Peki bu hikayenin Amsterdam'i nerede? Tabi ki de Afrika özlemi duyduğunuz her an gidip bir koşu ziyaret edebileceğiniz Tropenmuseum'da. Tropenmuseum için kabaca Tropikal ülkeler müzesi diyebiliriz. Hindistan'ından, Güney Amerikası'na pek çok kıtadan antropolojik öğeler barındırıyor. Bir bölmede kah eski bir Güney Amerika Şamanının heykelciğini görüyorsunuz, kah bir Afrika kabilesinden tören maskeleri, Pakistan'dan bir sokak sanatçısının eski kuklaları... 

Bu kostumleri giyenler regli olan kızlar için köy meydanında yapılan kutlamalarda kalabalığın ortasında dans ediyorlar. Devasa penisleri de izleyicilere sallayıp, izleyicileri penisleriyle döğüyorlar.  Kutlamalar civar köylerden eşli çoluklu çocuklu katılım eşliğinde 3 gün 3 gece sürüyor (Bu bilgiler tamamen gerçek).
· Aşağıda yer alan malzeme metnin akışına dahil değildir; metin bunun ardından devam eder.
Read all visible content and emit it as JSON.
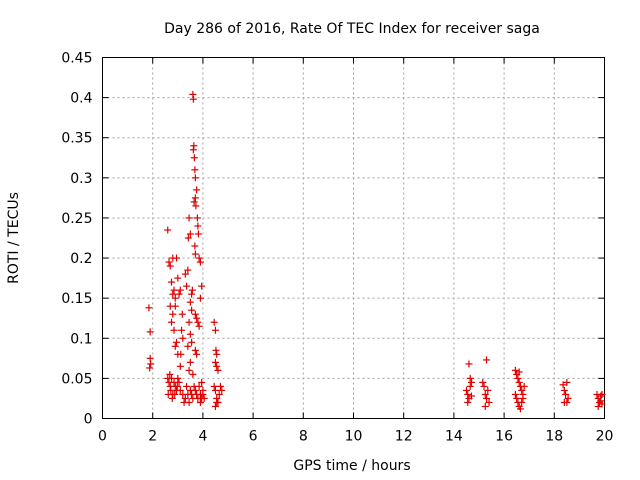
{
  "chart_data": {
    "type": "scatter",
    "title": "Day 286 of 2016, Rate Of TEC Index for receiver saga",
    "xlabel": "GPS time / hours",
    "ylabel": "ROTI / TECUs",
    "xlim": [
      0,
      20
    ],
    "ylim": [
      0,
      0.45
    ],
    "grid": true,
    "marker": "+",
    "color": "#e00000",
    "xticks": [
      "0",
      "2",
      "4",
      "6",
      "8",
      "10",
      "12",
      "14",
      "16",
      "18",
      "20"
    ],
    "yticks": [
      "0",
      "0.05",
      "0.1",
      "0.15",
      "0.2",
      "0.25",
      "0.3",
      "0.35",
      "0.4",
      "0.45"
    ],
    "series": [
      {
        "name": "ROTI",
        "points": [
          [
            1.85,
            0.138
          ],
          [
            1.9,
            0.108
          ],
          [
            1.9,
            0.075
          ],
          [
            1.92,
            0.068
          ],
          [
            1.88,
            0.063
          ],
          [
            2.6,
            0.235
          ],
          [
            2.65,
            0.195
          ],
          [
            2.7,
            0.19
          ],
          [
            2.75,
            0.17
          ],
          [
            2.8,
            0.2
          ],
          [
            2.85,
            0.16
          ],
          [
            2.9,
            0.15
          ],
          [
            2.95,
            0.2
          ],
          [
            3.0,
            0.175
          ],
          [
            2.7,
            0.14
          ],
          [
            2.75,
            0.12
          ],
          [
            2.8,
            0.13
          ],
          [
            2.85,
            0.11
          ],
          [
            2.9,
            0.09
          ],
          [
            2.95,
            0.095
          ],
          [
            3.0,
            0.08
          ],
          [
            2.8,
            0.155
          ],
          [
            2.9,
            0.14
          ],
          [
            2.6,
            0.05
          ],
          [
            2.65,
            0.045
          ],
          [
            2.7,
            0.04
          ],
          [
            2.72,
            0.035
          ],
          [
            2.75,
            0.05
          ],
          [
            2.8,
            0.03
          ],
          [
            2.85,
            0.045
          ],
          [
            2.9,
            0.04
          ],
          [
            2.95,
            0.035
          ],
          [
            3.0,
            0.05
          ],
          [
            2.62,
            0.03
          ],
          [
            2.68,
            0.055
          ],
          [
            2.78,
            0.025
          ],
          [
            2.88,
            0.03
          ],
          [
            2.98,
            0.04
          ],
          [
            3.05,
            0.045
          ],
          [
            3.1,
            0.035
          ],
          [
            3.1,
            0.065
          ],
          [
            3.12,
            0.08
          ],
          [
            3.15,
            0.11
          ],
          [
            3.18,
            0.13
          ],
          [
            3.2,
            0.1
          ],
          [
            3.05,
            0.155
          ],
          [
            3.1,
            0.16
          ],
          [
            3.2,
            0.03
          ],
          [
            3.25,
            0.02
          ],
          [
            3.3,
            0.025
          ],
          [
            3.35,
            0.04
          ],
          [
            3.4,
            0.03
          ],
          [
            3.45,
            0.02
          ],
          [
            3.5,
            0.035
          ],
          [
            3.55,
            0.03
          ],
          [
            3.6,
            0.025
          ],
          [
            3.3,
            0.18
          ],
          [
            3.35,
            0.165
          ],
          [
            3.4,
            0.185
          ],
          [
            3.45,
            0.12
          ],
          [
            3.5,
            0.105
          ],
          [
            3.55,
            0.095
          ],
          [
            3.4,
            0.09
          ],
          [
            3.5,
            0.07
          ],
          [
            3.45,
            0.06
          ],
          [
            3.42,
            0.225
          ],
          [
            3.45,
            0.25
          ],
          [
            3.5,
            0.23
          ],
          [
            3.55,
            0.155
          ],
          [
            3.58,
            0.16
          ],
          [
            3.5,
            0.145
          ],
          [
            3.55,
            0.135
          ],
          [
            3.62,
            0.335
          ],
          [
            3.64,
            0.34
          ],
          [
            3.66,
            0.325
          ],
          [
            3.68,
            0.31
          ],
          [
            3.7,
            0.3
          ],
          [
            3.65,
            0.27
          ],
          [
            3.7,
            0.275
          ],
          [
            3.72,
            0.265
          ],
          [
            3.6,
            0.404
          ],
          [
            3.62,
            0.398
          ],
          [
            3.75,
            0.285
          ],
          [
            3.78,
            0.25
          ],
          [
            3.8,
            0.24
          ],
          [
            3.82,
            0.23
          ],
          [
            3.68,
            0.215
          ],
          [
            3.7,
            0.205
          ],
          [
            3.6,
            0.055
          ],
          [
            3.65,
            0.04
          ],
          [
            3.7,
            0.035
          ],
          [
            3.75,
            0.03
          ],
          [
            3.8,
            0.025
          ],
          [
            3.85,
            0.04
          ],
          [
            3.9,
            0.03
          ],
          [
            3.95,
            0.045
          ],
          [
            4.0,
            0.035
          ],
          [
            3.7,
            0.13
          ],
          [
            3.75,
            0.125
          ],
          [
            3.8,
            0.12
          ],
          [
            3.85,
            0.115
          ],
          [
            3.9,
            0.15
          ],
          [
            3.95,
            0.165
          ],
          [
            3.9,
            0.195
          ],
          [
            3.85,
            0.2
          ],
          [
            3.9,
            0.02
          ],
          [
            3.95,
            0.025
          ],
          [
            4.0,
            0.03
          ],
          [
            4.05,
            0.025
          ],
          [
            3.7,
            0.085
          ],
          [
            3.75,
            0.08
          ],
          [
            4.45,
            0.12
          ],
          [
            4.5,
            0.11
          ],
          [
            4.52,
            0.085
          ],
          [
            4.55,
            0.08
          ],
          [
            4.5,
            0.07
          ],
          [
            4.55,
            0.065
          ],
          [
            4.6,
            0.06
          ],
          [
            4.45,
            0.04
          ],
          [
            4.5,
            0.035
          ],
          [
            4.55,
            0.025
          ],
          [
            4.6,
            0.02
          ],
          [
            4.65,
            0.03
          ],
          [
            4.7,
            0.04
          ],
          [
            4.75,
            0.035
          ],
          [
            4.5,
            0.015
          ],
          [
            4.55,
            0.02
          ],
          [
            14.5,
            0.035
          ],
          [
            14.55,
            0.03
          ],
          [
            14.6,
            0.025
          ],
          [
            14.65,
            0.04
          ],
          [
            14.7,
            0.045
          ],
          [
            14.55,
            0.02
          ],
          [
            14.6,
            0.068
          ],
          [
            14.65,
            0.05
          ],
          [
            14.7,
            0.028
          ],
          [
            15.15,
            0.045
          ],
          [
            15.2,
            0.04
          ],
          [
            15.25,
            0.03
          ],
          [
            15.3,
            0.025
          ],
          [
            15.35,
            0.035
          ],
          [
            15.4,
            0.02
          ],
          [
            15.3,
            0.073
          ],
          [
            15.25,
            0.015
          ],
          [
            16.45,
            0.06
          ],
          [
            16.5,
            0.055
          ],
          [
            16.55,
            0.05
          ],
          [
            16.6,
            0.045
          ],
          [
            16.65,
            0.04
          ],
          [
            16.7,
            0.035
          ],
          [
            16.75,
            0.03
          ],
          [
            16.5,
            0.025
          ],
          [
            16.55,
            0.02
          ],
          [
            16.6,
            0.015
          ],
          [
            16.65,
            0.012
          ],
          [
            16.7,
            0.02
          ],
          [
            16.75,
            0.025
          ],
          [
            16.45,
            0.03
          ],
          [
            16.8,
            0.04
          ],
          [
            16.6,
            0.058
          ],
          [
            18.35,
            0.042
          ],
          [
            18.4,
            0.035
          ],
          [
            18.45,
            0.03
          ],
          [
            18.5,
            0.045
          ],
          [
            18.55,
            0.025
          ],
          [
            18.4,
            0.02
          ],
          [
            18.5,
            0.02
          ],
          [
            19.7,
            0.03
          ],
          [
            19.75,
            0.025
          ],
          [
            19.8,
            0.02
          ],
          [
            19.85,
            0.028
          ],
          [
            19.9,
            0.018
          ],
          [
            19.75,
            0.015
          ],
          [
            19.85,
            0.022
          ],
          [
            19.9,
            0.03
          ]
        ]
      }
    ]
  }
}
Tabi sağolsunlar bizi de Tropik ülkeler arasında saymışlar. Türkiye bölümü de var. Orda da bizdeki müzelerdeki gibi yöresel kıyafet giydirilmiş cansız manken yerine Orhan Gencebay posteri falan görüyorsunuz. 
Tropikal halk müziği

Gündelik hayata dair o kadar ilginç ayrıntı hakkında fikriniz oluyor ki. Mesela en yakın ayakkabı boyacılarının sandıklarındaki ayak koyma yerine ya da chopsticklerinizi(her genç kızın çeyizinde mutlaka bir çift bulunur) koyduğunuz tahtalara benzetebileceğim (Sonra da neymiş biz Tropik değilmişiz. Elin oğlu zaten sana kibarlığından tropik diyor. Yoksa ne desin, yeryüzündeki tüm ilginçliklerin bir araya toplandığı üçüncü dünya ülkeleri mi koysun koskoca müzenin adını), farklı desenlerden ahşap oymalarıyla yastıklar...Herkesinki kendine özel olurmuş, bakımı cilası, oyması kakması düzenli olarak elden geçirilirmiş. Canım afro saçlara zeval vermesin diye sadece boyunlarının altına bu destekleri koyup uyuyorlarmış. Nerden nereye, ahşap yastıklardan fönlere maşalara ve hatta peruklara. Bu peruk meselesine de çok üzülüyorum bak. Saçları hergün düzleştirmekle uğraşmamak için, burda Afrikalı ya da Afrika kökenli diyelim daha güzel olur herhalde kafaları kazıtıp düz uzun saçlı peruklar takıyorlar. Halbuki ne gerek var anam bacım, "hepiniz de bir içim su gibisiniz ah bu kara düzen size bir çirkin dedi kendinizi bir daha güzel hissedemediniz" diyesim geliyor her gördüğümde. 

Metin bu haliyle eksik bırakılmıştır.